Gharyan - Libya
Year of completion
Gross floor area
MEP/ Structural Engineer
Troglodytes represent a dug out underground dwelling which man used for living. Taking its origins from Greek language where troglodyte represents cave dweller, the troglodytes are a type of dwellings found in a group of desert villages spread around North Africa, with Libya (Gharyan), as the principal example. There are villages of this kind also in Morocco and Tunisia.
Troglodytes are vertically dug, underground made caves. The porous ground represents the essential basis for making such a dwelling. The main motivation to build underground houses instead of normal over-ground houses is warm climate through summer where normal ventilation and isolation does not manage to keep the heat out. Even in winter, the troglodytes proved its value as they isolate against the freezing winter nights of the desert, and to some extent they were used as a protection against the robbers.

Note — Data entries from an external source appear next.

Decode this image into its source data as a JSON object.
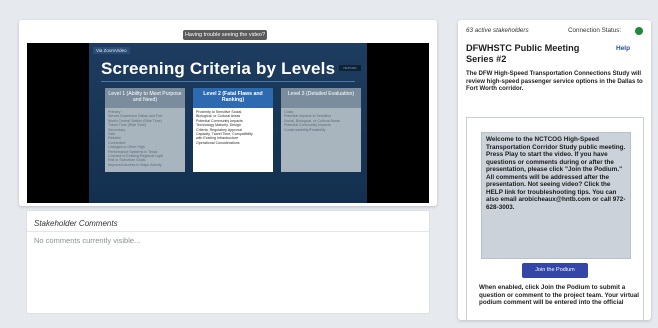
{
  "video_panel": {
    "trouble_button": "Having trouble seeing the video?",
    "slide": {
      "brand": "Via ZoomVideo",
      "brand_tag": "NCTCOG",
      "title": "Screening Criteria by Levels",
      "levels": [
        {
          "heading": "Level 1 (Ability to Meet Purpose and Need)",
          "items": [
            "Primary",
            "Serves Downtown Dallas and Fort",
            "Worth Central Station (Ride Time)",
            "Travel Time (Ride Time)",
            "",
            "Secondary",
            "Safe",
            "Reliable",
            "Connected",
            "Linkages to Other High",
            "Performance Systems in Texas",
            "Connect to Existing Regional Light",
            "Rail or Suburban Goals",
            "Improved Access to Major Activity",
            "Centers"
          ]
        },
        {
          "heading": "Level 2 (Fatal Flaws and Ranking)",
          "items": [
            "Proximity to Sensitive Social,",
            "Biological, or Cultural Areas",
            "Potential Community Impacts",
            "Technology Maturity, Design",
            "Criteria, Regulatory Approval",
            "Capacity, Travel Time, Compatibility",
            "with Existing Infrastructure",
            "Operational Considerations"
          ]
        },
        {
          "heading": "Level 3 (Detailed Evaluation)",
          "items": [
            "Costs",
            "Potential Impacts to Sensitive",
            "Social, Biological, or Cultural Areas",
            "Potential Community Impacts",
            "Constructability/Feasibility"
          ]
        }
      ]
    }
  },
  "comments": {
    "title": "Stakeholder Comments",
    "empty_text": "No comments currently visible..."
  },
  "sidebar": {
    "active_stakeholders": "63 active stakeholders",
    "connection_label": "Connection Status:",
    "connection_color": "#1f8a3a",
    "meeting_title": "DFWHSTC Public Meeting Series #2",
    "help": "Help",
    "intro": "The DFW High-Speed Transportation Connections Study will review high-speed passenger service options in the Dallas to Fort Worth corridor.",
    "welcome": "Welcome to the NCTCOG High-Speed Transportation Corridor Study public meeting. Press Play to start the video. If you have questions or comments during or after the presentation, please click \"Join the Podium.\" All comments will be addressed after the presentation. Not seeing video? Click the HELP link for troubleshooting tips. You can also email arobicheaux@hntb.com or call 972-628-3003.",
    "podium_button": "Join the Podium",
    "after_text": "When enabled, click Join the Podium to submit a question or comment to the project team. Your virtual podium comment will be entered into the official"
  }
}
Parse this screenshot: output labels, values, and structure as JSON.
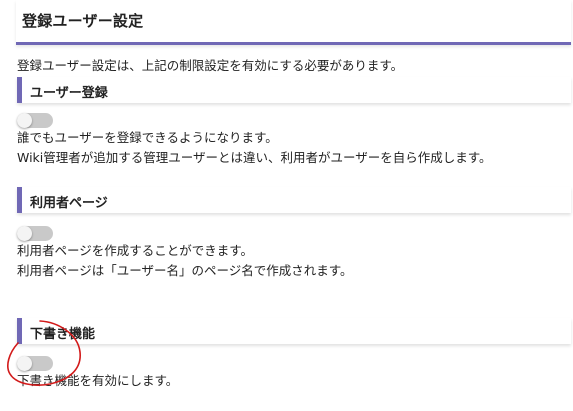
{
  "page": {
    "title": "登録ユーザー設定",
    "note": "登録ユーザー設定は、上記の制限設定を有効にする必要があります。"
  },
  "sections": [
    {
      "header": "ユーザー登録",
      "toggle_on": false,
      "description": [
        "誰でもユーザーを登録できるようになります。",
        "Wiki管理者が追加する管理ユーザーとは違い、利用者がユーザーを自ら作成します。"
      ]
    },
    {
      "header": "利用者ページ",
      "toggle_on": false,
      "description": [
        "利用者ページを作成することができます。",
        "利用者ページは「ユーザー名」のページ名で作成されます。"
      ]
    },
    {
      "header": "下書き機能",
      "toggle_on": false,
      "description": [
        "下書き機能を有効にします。"
      ]
    }
  ],
  "colors": {
    "accent": "#7068b5",
    "toggle_off_track": "#c9c9c9",
    "annotation_circle": "#d21a1a"
  }
}
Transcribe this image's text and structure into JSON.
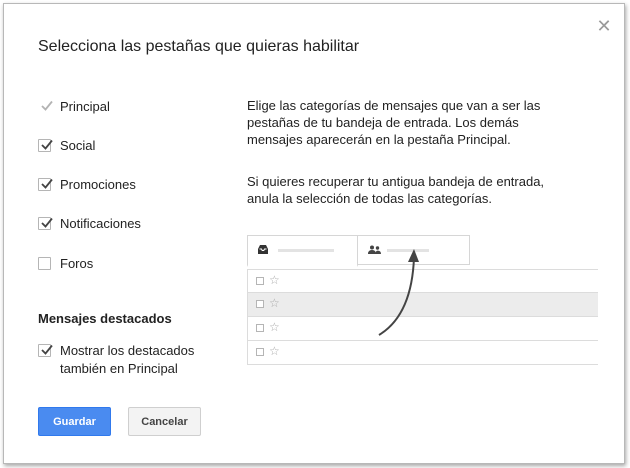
{
  "dialog": {
    "title": "Selecciona las pestañas que quieras habilitar",
    "close_icon": "close-icon"
  },
  "categories": [
    {
      "label": "Principal",
      "checked": true,
      "disabled": true
    },
    {
      "label": "Social",
      "checked": true,
      "disabled": false
    },
    {
      "label": "Promociones",
      "checked": true,
      "disabled": false
    },
    {
      "label": "Notificaciones",
      "checked": true,
      "disabled": false
    },
    {
      "label": "Foros",
      "checked": false,
      "disabled": false
    }
  ],
  "starred": {
    "section_title": "Mensajes destacados",
    "label": "Mostrar los destacados también en Principal",
    "checked": true
  },
  "description": {
    "paragraph1": "Elige las categorías de mensajes que van a ser las pestañas de tu bandeja de entrada. Los demás mensajes aparecerán en la pestaña Principal.",
    "paragraph2": "Si quieres recuperar tu antigua bandeja de entrada, anula la selección de todas las categorías."
  },
  "preview": {
    "tab_icons": [
      "inbox-icon",
      "people-icon"
    ],
    "row_count": 4,
    "star_glyph": "☆"
  },
  "buttons": {
    "save_label": "Guardar",
    "cancel_label": "Cancelar"
  },
  "colors": {
    "primary_button": "#4a8bf0",
    "check_mark": "#444444",
    "disabled_check": "#b3b3b3"
  }
}
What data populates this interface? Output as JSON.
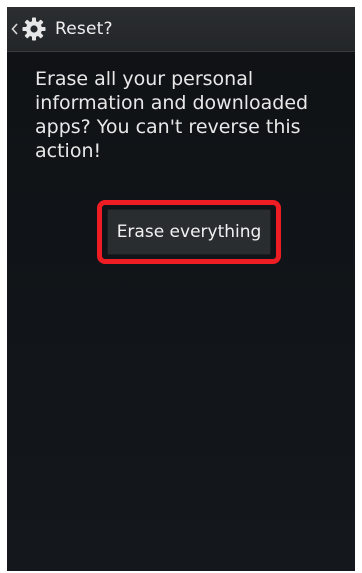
{
  "action_bar": {
    "up_icon": "chevron-left-icon",
    "app_icon": "gear-icon",
    "title": "Reset?"
  },
  "dialog": {
    "message": "Erase all your personal information and downloaded apps? You can't reverse this action!",
    "erase_button_label": "Erase everything"
  },
  "colors": {
    "background": "#111519",
    "action_bar": "#26292c",
    "text": "#e8e8e8",
    "highlight": "#ee1d23",
    "button": "#2a2d30"
  }
}
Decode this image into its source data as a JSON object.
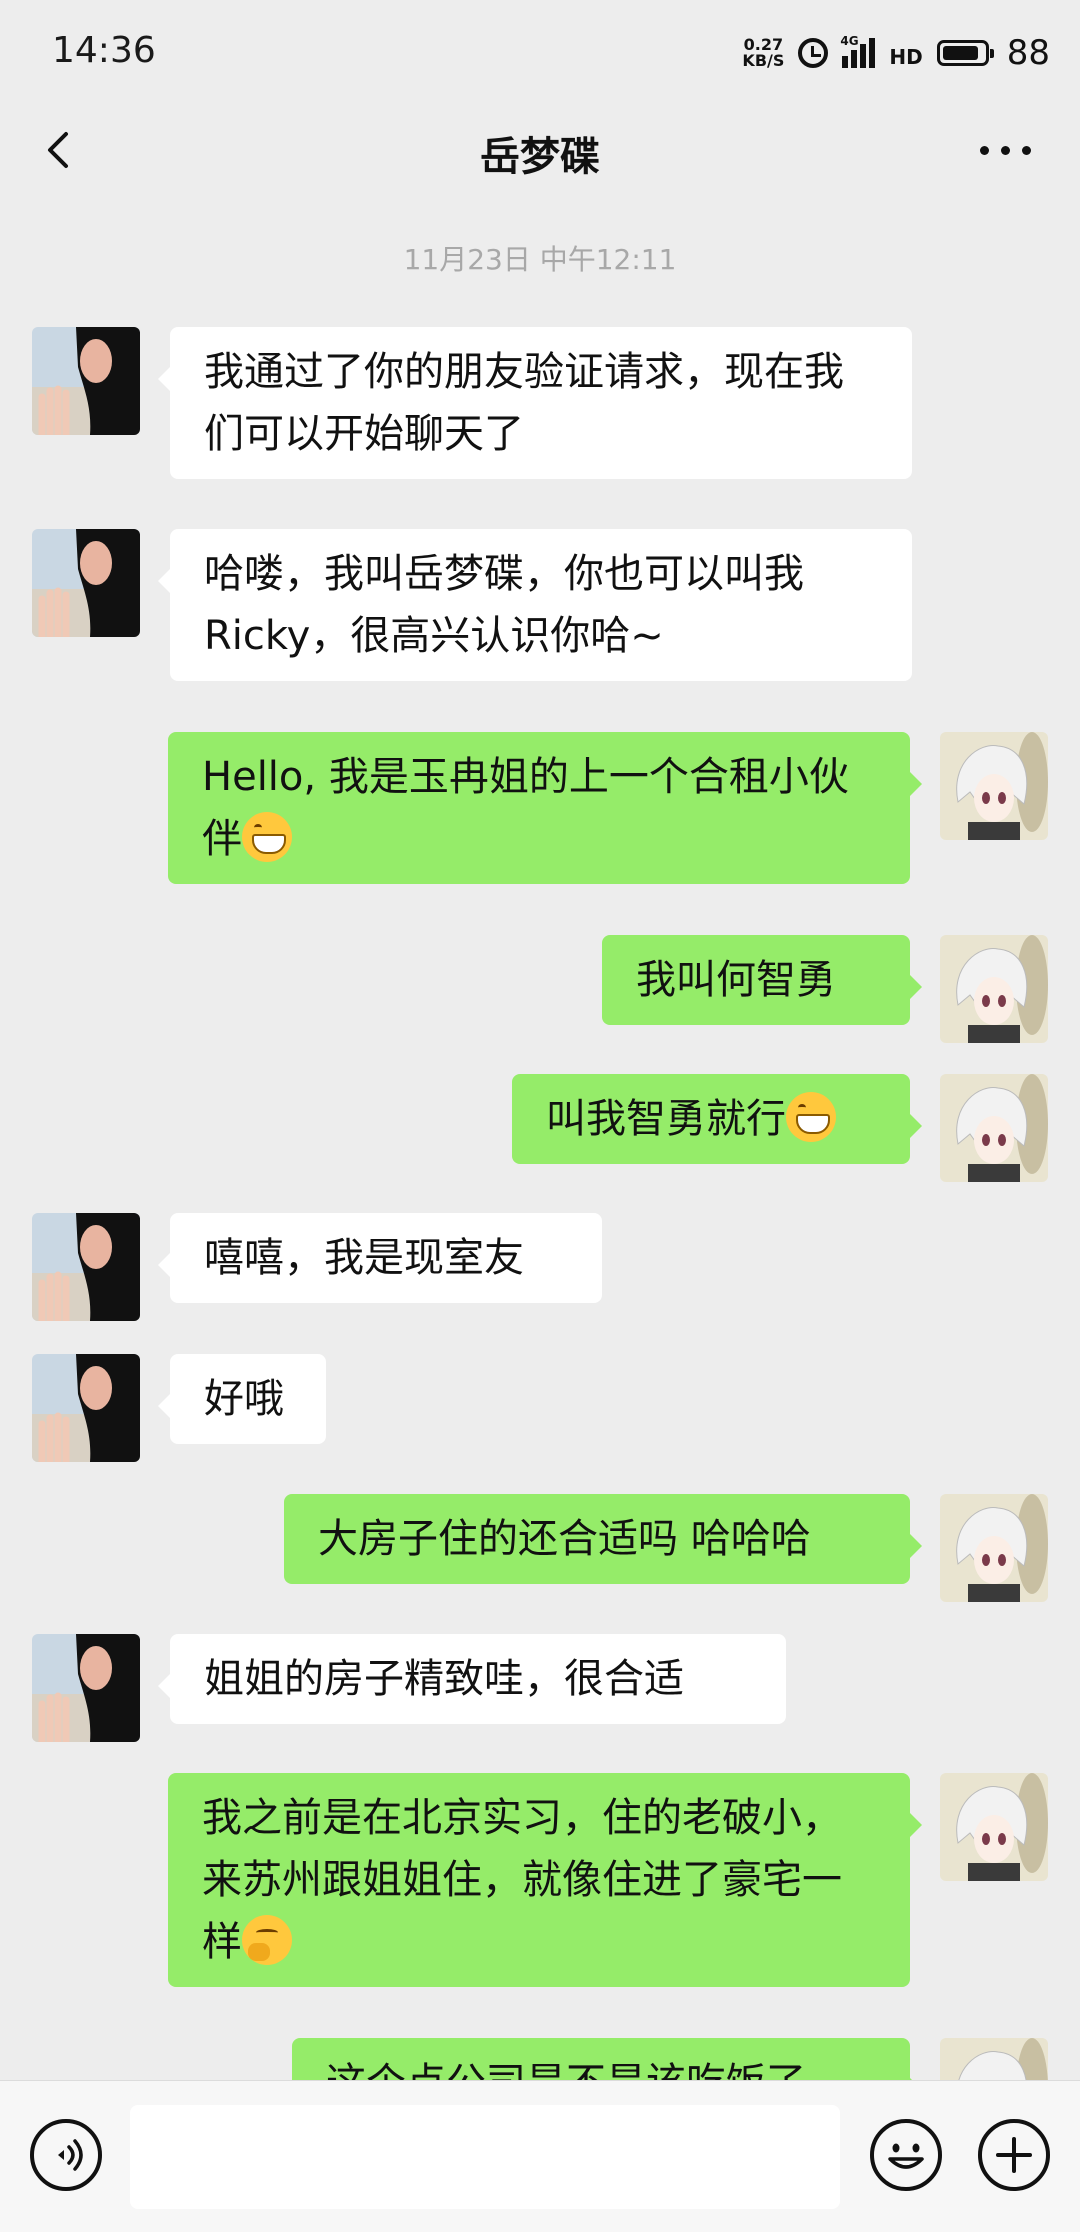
{
  "status_bar": {
    "time": "14:36",
    "net_speed_value": "0.27",
    "net_speed_unit": "KB/S",
    "network_type": "4G",
    "hd_label": "HD",
    "battery": "88",
    "battery_level": 0.88
  },
  "header": {
    "title": "岳梦碟",
    "back_icon": "chevron-left-icon",
    "more_icon": "more-dots-icon"
  },
  "chat": {
    "timestamp": "11月23日 中午12:11",
    "messages": [
      {
        "direction": "in",
        "text": "我通过了你的朋友验证请求，现在我们可以开始聊天了"
      },
      {
        "direction": "in",
        "text": "哈喽，我叫岳梦碟，你也可以叫我Ricky，很高兴认识你哈~"
      },
      {
        "direction": "out",
        "text": "Hello, 我是玉冉姐的上一个合租小伙伴",
        "emoji": "grinning-emoji"
      },
      {
        "direction": "out",
        "text": "我叫何智勇"
      },
      {
        "direction": "out",
        "text": "叫我智勇就行",
        "emoji": "grinning-emoji"
      },
      {
        "direction": "in",
        "text": "嘻嘻，我是现室友"
      },
      {
        "direction": "in",
        "text": "好哦"
      },
      {
        "direction": "out",
        "text": "大房子住的还合适吗 哈哈哈"
      },
      {
        "direction": "in",
        "text": "姐姐的房子精致哇，很合适"
      },
      {
        "direction": "out",
        "text": "我之前是在北京实习，住的老破小，来苏州跟姐姐住，就像住进了豪宅一样",
        "emoji": "thinking-emoji"
      },
      {
        "direction": "out",
        "text": "这个点公司是不是该吃饭了"
      }
    ]
  },
  "input_bar": {
    "voice_icon": "voice-icon",
    "input_value": "",
    "emoji_icon": "smiley-icon",
    "plus_icon": "plus-icon"
  },
  "colors": {
    "background": "#ededed",
    "outgoing_bubble": "#95ec69",
    "incoming_bubble": "#ffffff",
    "timestamp_text": "#a8a8a8"
  }
}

In history there have been only rare examples of corridors between the troglodytes, and only the few examples of this have been between the same owner troglodytes.
Dating not more than 7- 800 years back in time, troglodytes are believed to be a relatively recent invention in Saharan architecture. Even thou the structure proved to be success, the use of it is not widely spread, mainly because normal houses are easier to build, and there is only a limited number of days where such houses do not protect against heat or cold.
Today most of these troglodyte villages are facing changing attitudes towards to village dwellers, and more and more the troglodytes are replaced with modern houses which sometimes have air conditioning and constant heating.